Kepler's mission, however, is not to detect porch lights. The spacecraft has one mission only-exoplanet hunting, planets that orbit stars other than our sun. For nearly two years, it has been peering at approximately 100,000 stars in a portion of the Milky Way. On February 2, NASA, the U.S. space agency, released its findings from Kepler's sky search conducted between May and September 2009. The telescope had discovered 1,235 possible exoplanets orbiting 997 stars. The find includes 68 about the size of Earth and 54 planets in what scientists call the Goldilocks zone-the zone around a star that permits liquid surface water, considered an essential condition to produce life.
As sensitive as it is, Kepler cannot see the planets themselves, and instead, uses what scientists call the transit technique. The stars it is looking at are from a few hundred to a few thousand light-years away. A light-year is the distance that light, traveling at 186,000 miles per second, covers in a year. That distance comes to approximately 5.9 trillion miles. The telescope is able to measure the very slight drop in starlight that occurs when an orbiting object passes in front of a star. Once Kepler registers an object passing around a star (usually after three passes), teams of scientists on Earth begin to focus on the object and try to analyze it in order to verify that it is really an exoplanet. It takes a lot of time and work, which is why it has taken two years to confirm many of Kepler's discoveries.

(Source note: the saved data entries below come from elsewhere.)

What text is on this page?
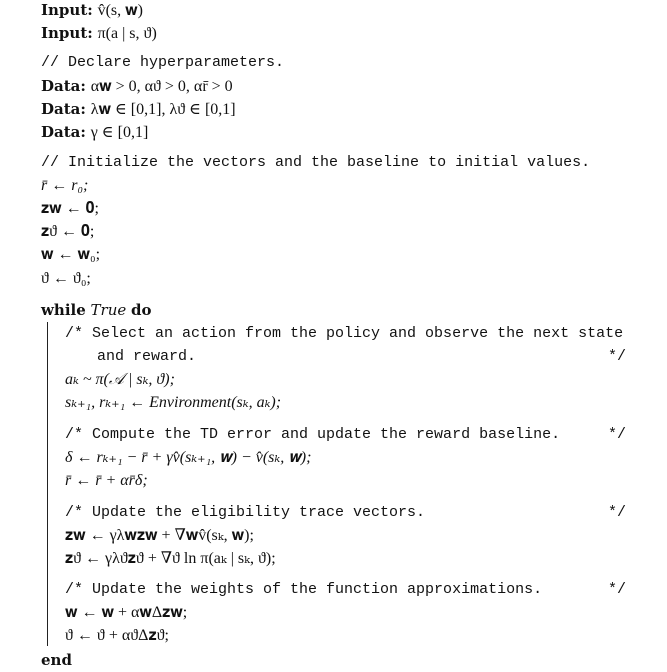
Input: v̂(s, 𝐰)
Input: π(a | s, ϑ)
// Declare hyperparameters.
Data: α𝐰 > 0, αϑ > 0, αr̄ > 0
Data: λ𝐰 ∈ [0,1], λϑ ∈ [0,1]
Data: γ ∈ [0,1]
// Initialize the vectors and the baseline to initial values.
r̄ ← r₀;
𝐳𝐰 ← 𝟎;
𝐳ϑ ← 𝟎;
𝐰 ← 𝐰₀;
ϑ ← ϑ₀;
while True do
/* Select an action from the policy and observe the next state
and reward.	*/
aₖ ~ π(𝒜 | sₖ, ϑ);
sₖ₊₁, rₖ₊₁ ← Environment(sₖ, aₖ);
/* Compute the TD error and update the reward baseline.	*/
δ ← rₖ₊₁ − r̄ + γv̂(sₖ₊₁, 𝐰) − v̂(sₖ, 𝐰);
r̄ ← r̄ + αr̄δ;
/* Update the eligibility trace vectors.	*/
𝐳𝐰 ← γλ𝐰𝐳𝐰 + ∇𝐰v̂(sₖ, 𝐰);
𝐳ϑ ← γλϑ𝐳ϑ + ∇ϑ ln π(aₖ | sₖ, ϑ);
/* Update the weights of the function approximations.	*/
𝐰 ← 𝐰 + α𝐰Δ𝐳𝐰;
ϑ ← ϑ + αϑΔ𝐳ϑ;
end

Many astronomers think that it is only a matter of time before Kepler locates Earth's twin revolving around a star that may even be close to us. The space telescope has surveyed only a tiny fraction of the stars in the Milky Way. Once an Earth-like exoplanet is discovered, however, finding out whether it has all the ingredients for life will be a new hurdle. It will require costly new telescopes, including one capable of scanning such planets for evidence of oxygen, water, and carbon dioxide. Such a huge scientific mission will be expensive, but many scientists believe the exploration should continue at any cost. "We are at a very special moment in the history of mankind," Cornell University astronomer Martha Haynes told The Associated Press.